The musings of a previously unemployed Jewish Freemason. I write about the job search, about Judaism, and about Freemasonry.

Thursday, March 17, 2011

The Goodness of the American People

I found myself in an airport a few months ago, waiting at the gate an hour before my plane started boarding. In front of me were a family: mother, father, grandmother, grandfather, child and toddler. The mother, grandparents and child went to buy something at a store, leaving the father and his toddler daughter behind. After a few minutes, the toddler became agitated. She began to yell for her mother. Her father gently reminded her that her mother was coming back soon, but to no avail. The toddler worked herself into a state, shrieking and crying for her mother. She dominated the attention of everyone at the gate.

The woman sitting next to me reached over to the child, and placed her on her lap. She cradled the child's head against her breast and began to rock her back and forth. The child relaxed immediately, shut her eyes, and stopped crying. The woman continued to rock the toddler gently as her breathing slowed. In a few minutes, she was resting comfortably, when her mother returned. The toddler leaped out of the woman's lap and into her mother's arms with a triumphant "Mommy!" and all was well.
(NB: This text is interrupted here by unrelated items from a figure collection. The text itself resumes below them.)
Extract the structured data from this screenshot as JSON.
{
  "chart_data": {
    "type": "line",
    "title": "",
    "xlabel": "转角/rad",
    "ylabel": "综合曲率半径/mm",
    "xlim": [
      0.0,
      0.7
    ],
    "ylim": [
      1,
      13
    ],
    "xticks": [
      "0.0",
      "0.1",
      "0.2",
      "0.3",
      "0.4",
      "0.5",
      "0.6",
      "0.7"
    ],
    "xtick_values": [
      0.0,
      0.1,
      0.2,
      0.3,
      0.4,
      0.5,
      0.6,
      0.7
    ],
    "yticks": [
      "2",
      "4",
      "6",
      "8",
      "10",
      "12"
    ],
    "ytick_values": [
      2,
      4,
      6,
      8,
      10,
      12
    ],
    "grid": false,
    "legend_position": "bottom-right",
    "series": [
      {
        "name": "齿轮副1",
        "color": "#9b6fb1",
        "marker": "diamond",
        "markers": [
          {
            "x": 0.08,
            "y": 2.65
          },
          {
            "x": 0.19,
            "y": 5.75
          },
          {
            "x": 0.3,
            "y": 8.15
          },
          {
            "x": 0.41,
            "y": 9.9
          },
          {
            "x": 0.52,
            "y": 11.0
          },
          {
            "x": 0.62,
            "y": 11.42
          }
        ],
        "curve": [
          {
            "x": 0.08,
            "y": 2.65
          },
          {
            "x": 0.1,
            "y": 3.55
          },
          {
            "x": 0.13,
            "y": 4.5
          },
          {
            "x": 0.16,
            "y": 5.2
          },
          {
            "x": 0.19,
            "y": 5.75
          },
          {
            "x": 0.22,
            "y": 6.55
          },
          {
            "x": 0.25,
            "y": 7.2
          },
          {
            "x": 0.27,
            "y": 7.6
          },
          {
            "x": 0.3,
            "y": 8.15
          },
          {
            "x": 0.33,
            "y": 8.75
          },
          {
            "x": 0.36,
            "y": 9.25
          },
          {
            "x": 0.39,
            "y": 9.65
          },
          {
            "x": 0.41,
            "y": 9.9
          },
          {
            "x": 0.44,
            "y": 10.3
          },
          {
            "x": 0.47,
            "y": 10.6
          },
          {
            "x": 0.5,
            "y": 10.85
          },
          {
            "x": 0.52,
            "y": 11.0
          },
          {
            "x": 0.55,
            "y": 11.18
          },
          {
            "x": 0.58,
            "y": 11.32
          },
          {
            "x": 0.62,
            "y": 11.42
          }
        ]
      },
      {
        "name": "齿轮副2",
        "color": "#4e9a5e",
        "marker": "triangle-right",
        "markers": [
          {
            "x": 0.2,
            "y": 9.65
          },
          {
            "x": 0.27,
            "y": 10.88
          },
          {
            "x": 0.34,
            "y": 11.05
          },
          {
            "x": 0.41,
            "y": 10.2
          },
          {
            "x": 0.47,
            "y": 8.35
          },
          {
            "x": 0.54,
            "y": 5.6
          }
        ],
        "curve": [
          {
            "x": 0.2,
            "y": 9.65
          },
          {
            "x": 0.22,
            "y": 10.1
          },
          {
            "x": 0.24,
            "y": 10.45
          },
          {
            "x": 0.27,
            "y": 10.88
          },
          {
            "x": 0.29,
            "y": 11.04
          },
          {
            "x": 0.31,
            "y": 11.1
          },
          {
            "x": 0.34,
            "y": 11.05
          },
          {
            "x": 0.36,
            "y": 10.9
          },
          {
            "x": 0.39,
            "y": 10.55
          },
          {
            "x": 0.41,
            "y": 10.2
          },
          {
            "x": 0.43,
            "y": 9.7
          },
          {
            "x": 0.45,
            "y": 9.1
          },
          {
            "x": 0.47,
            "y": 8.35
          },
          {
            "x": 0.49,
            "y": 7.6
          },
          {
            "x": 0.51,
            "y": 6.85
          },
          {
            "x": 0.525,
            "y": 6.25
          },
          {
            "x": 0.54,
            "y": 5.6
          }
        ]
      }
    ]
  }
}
I travel all over the world, and meet people from many different places. There are very few places where someone would attempt to handle a stranger's child in front of a lot of people, and even fewer where this would be acceptable to everyone present. As much as we bicker, as factional as America seems, at the core is an essential goodness to our character that rarely makes itself as present as it did at that moment. It is that goodness that will get us through dark times, and not a withholding of that goodness.